PHONE FRIENDS: Ford Keyfree is a smartphone app that works with Google Chrome to log you in to Facebook, Google, and Twitter without entering passwords. Bluetooth identifiers mean that your phone acts as a key. Oh, and the Ford in the name? Yes, the app comes from the car company. So: don't lose your phone. FastCo Design details.
CLEANER STUFF: The global maritime industry accounts for 3% of global CO2 emissions, and yet the world relies on cargo ships for carrying goods from one place to another. B9 ships will be powered by sail most of the time and by biofuels when the wind's not enough. Unlike ships of old though sailors won't be heaving on ropes as the wind changes. Instead carbon fibre masts support the sails and the sails are controlled by computer. Ah, clean energy, so we can feel better about all the stuff that gets shipped around the world. B9 Shipping has more. Check out the video.

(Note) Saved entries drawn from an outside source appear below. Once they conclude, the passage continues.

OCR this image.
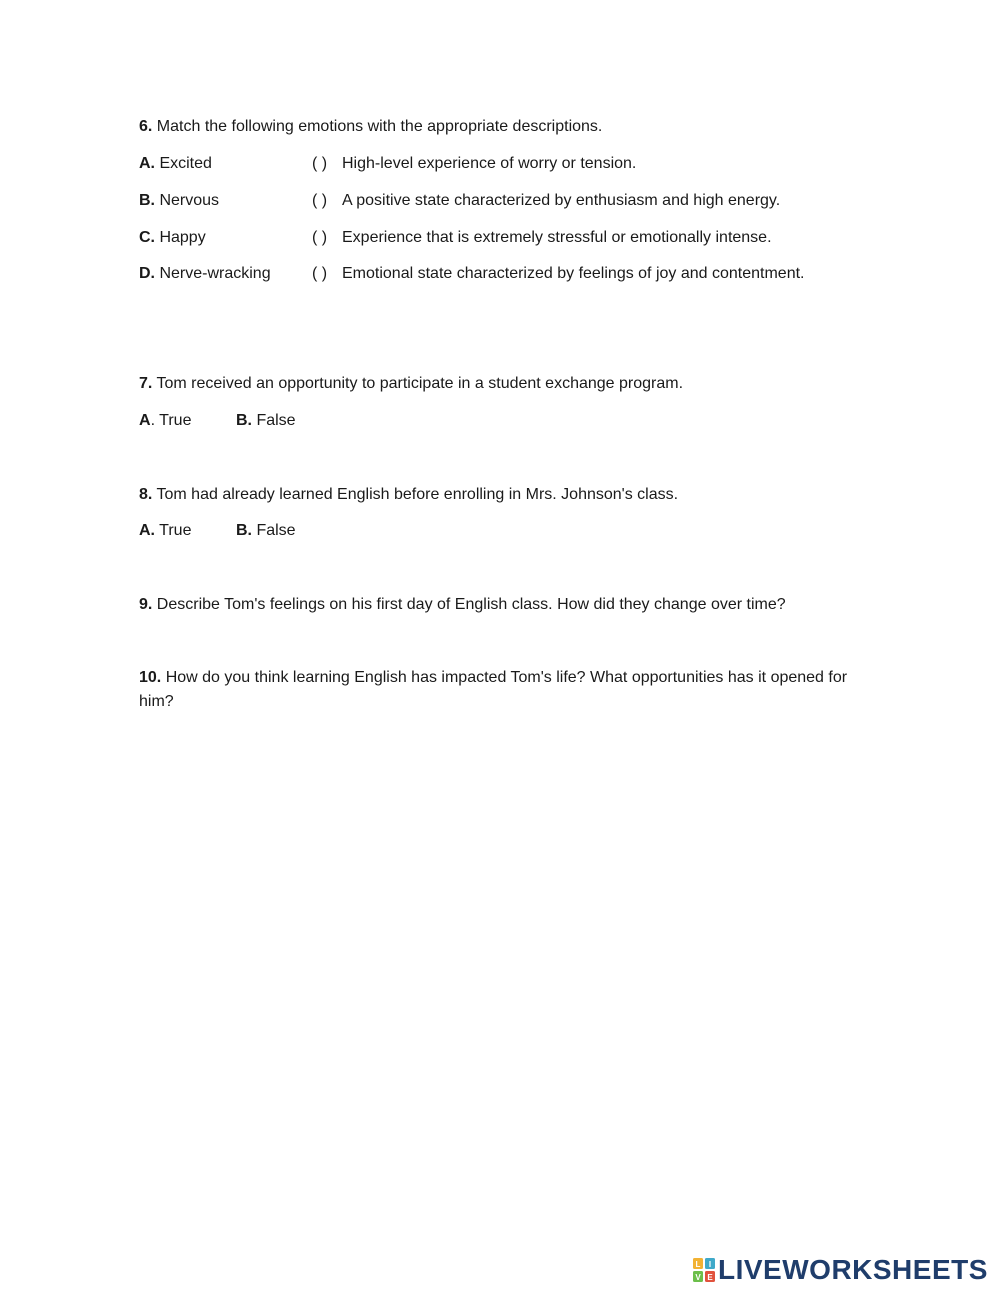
6. Match the following emotions with the appropriate descriptions.
A. Excited	( ) High-level experience of worry or tension.
B. Nervous	( ) A positive state characterized by enthusiasm and high energy.
C. Happy	( ) Experience that is extremely stressful or emotionally intense.
D. Nerve-wracking	( ) Emotional state characterized by feelings of joy and contentment.
7. Tom received an opportunity to participate in a student exchange program.
A. True	B. False
8. Tom had already learned English before enrolling in Mrs. Johnson's class.
A. True	B. False
9. Describe Tom's feelings on his first day of English class. How did they change over time?
10. How do you think learning English has impacted Tom's life? What opportunities has it opened for him?
L I
V E LIVEWORKSHEETS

BULLET MARKS: Copper and zinc ions from spent bullet casings break down the DNA that could be useful for identifying who loaded the gun. A UK team has come up with a way to manufacture bullets with a forensic coating that can trap skin cells. They first use aluminium oxide and urea to roughen the surface of the bullet. That leaves an abrasive surface that can catch skin cells. Then they use sticky pollen grains from the Easter Lily, coated in titanium dioxide and liquid plastic to cover the bottom of the bullet. That coating sticks to the hands of suspects and can be used to identify them. Moral of the story: wear gloves when handling bullets. New Scientist has further info.